The idea of abstracting plain ol' functions into the "actions" abstraction brought along several benefits.

It allowed us to develop a hierarchical structure of functions. This hierarchy of functions allowed us to "bubble-up" execution flow, thereby letting us delegate different responsibilities of one "action" in different parts of the app.

Instead of passing along functions, passing along the names of functions allowed for writing functions in a declarative way, that could allow for composable hierarchies or default fall-backs.

One caveat of this method was the absence of return values. Once a child-level component sent an action, it had no way of knowing what happened, except for the data that may trickle down via properties that are passed to it from the parent container.

It wasn't until Ember v1.13 that Closure Actions were released, and changed some of the fundamentals of action handling.

Closure Actions

The previous way of passing down an action looked like this:

{{some-component saveUser="saveUser" user=user}}

Now, closure actions provided this syntax:

{{some-component saveUser=(action "saveUser" user) user=user}}

In the 2nd example, I am using the action helper which will return a function to the saveUser property. So effectively, I am passing down a function, instead of the function name. This allows me to treat the saveUser property on the component as a function that I can directly execute. So instead of having to call sendAction('saveUser', user) I can now do this.get('saveUser')().

The main benefit of this is that I am now able to receive return values. Calling sendAction will yield no values but this.get('saveUser')() can return a value, just like a regular function call.

Another fun perk is the ability to curry your action calls. In the 2nd example above, I am passing user as the second param to the action helper. This means that whenever I call saveUser from my component, the callee will always receive user as its first param.

This is useful for attaching data from the parent-level container onto actions sent up from child components, without having to entangle the component with getting and setting that property.

A caveat

One caveat that emerges from this pattern is a break in the bubbling pattern.

To explain, lets understand the older syntax:

{{some-component saveUser="saveUser" user=user}}

If "saveUser" was not defined in the immediate parent container, Ember would look up the hierarchical tree to find an action of the same name, automatically.

Now when we do:

{{some-component saveUser=(action "saveUser" user) user=user}}

Ember will expect "saveUser" to exist in the local context, i.e. it should be available on the immediate parent. If not, things will break. Why this is, is beyond me and beyond the scope of this article frankly. Luckily, there have been efforts to solve this problem by third parties.

The route-action helper

Using the ember-route-action-helper add-on, we can safely assume that our closure actions will bubble up accordingly as they did with the previous syntax.
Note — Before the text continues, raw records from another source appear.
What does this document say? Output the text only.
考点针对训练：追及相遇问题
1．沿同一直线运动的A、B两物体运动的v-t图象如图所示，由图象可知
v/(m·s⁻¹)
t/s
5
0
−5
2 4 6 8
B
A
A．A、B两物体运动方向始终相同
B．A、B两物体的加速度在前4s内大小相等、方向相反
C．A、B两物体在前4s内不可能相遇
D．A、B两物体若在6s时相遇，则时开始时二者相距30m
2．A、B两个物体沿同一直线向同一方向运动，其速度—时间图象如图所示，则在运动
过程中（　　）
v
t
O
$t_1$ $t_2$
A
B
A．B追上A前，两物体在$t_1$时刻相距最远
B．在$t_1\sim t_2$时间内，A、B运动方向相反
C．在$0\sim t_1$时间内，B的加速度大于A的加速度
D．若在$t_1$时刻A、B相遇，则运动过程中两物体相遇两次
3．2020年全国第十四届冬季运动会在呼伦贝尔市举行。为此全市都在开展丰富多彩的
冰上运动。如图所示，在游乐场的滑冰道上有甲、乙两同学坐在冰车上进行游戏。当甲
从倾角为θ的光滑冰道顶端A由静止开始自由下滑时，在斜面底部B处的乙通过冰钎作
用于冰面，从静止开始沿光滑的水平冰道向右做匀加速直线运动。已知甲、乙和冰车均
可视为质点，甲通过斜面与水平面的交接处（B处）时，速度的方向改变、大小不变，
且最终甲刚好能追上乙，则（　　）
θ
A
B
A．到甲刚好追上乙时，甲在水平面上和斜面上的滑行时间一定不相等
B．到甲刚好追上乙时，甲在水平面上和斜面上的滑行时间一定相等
{{some-component saveUser=(route-action "saveUser" user) user=user}}

In this example, not only do we pass down a closure action to our component, but we also have the benefit of traversing the hierarchy of actions.

In this case, if "saveUser" is not defined in our immediate context, the route-action helper will traverse the tree of parent routes until it finds an action with the same name. Once found, it will execute and return the value of said function.

Since it does return a value though, it does not respect the old true or false return values that indicate an action for continued bubbling. That is, this helper will bubble to the first found action, exectue and return, and bubble no more.


For the most part, this shift in functionality, IMO, is better suited for the common use cases of actions.

Although having named actions did produce the benefit of composable hierarchies, I believe the abstraction offered too much in spite of practical use.

Using functions directly, and passing them down as such, seems to agree more with the mental models we all share as JavaScript developers.

But some features of action bubbling, such as traversing the parent routes for actions, seems to be of great use and utility. The route-action helper most certainly exists for that reason.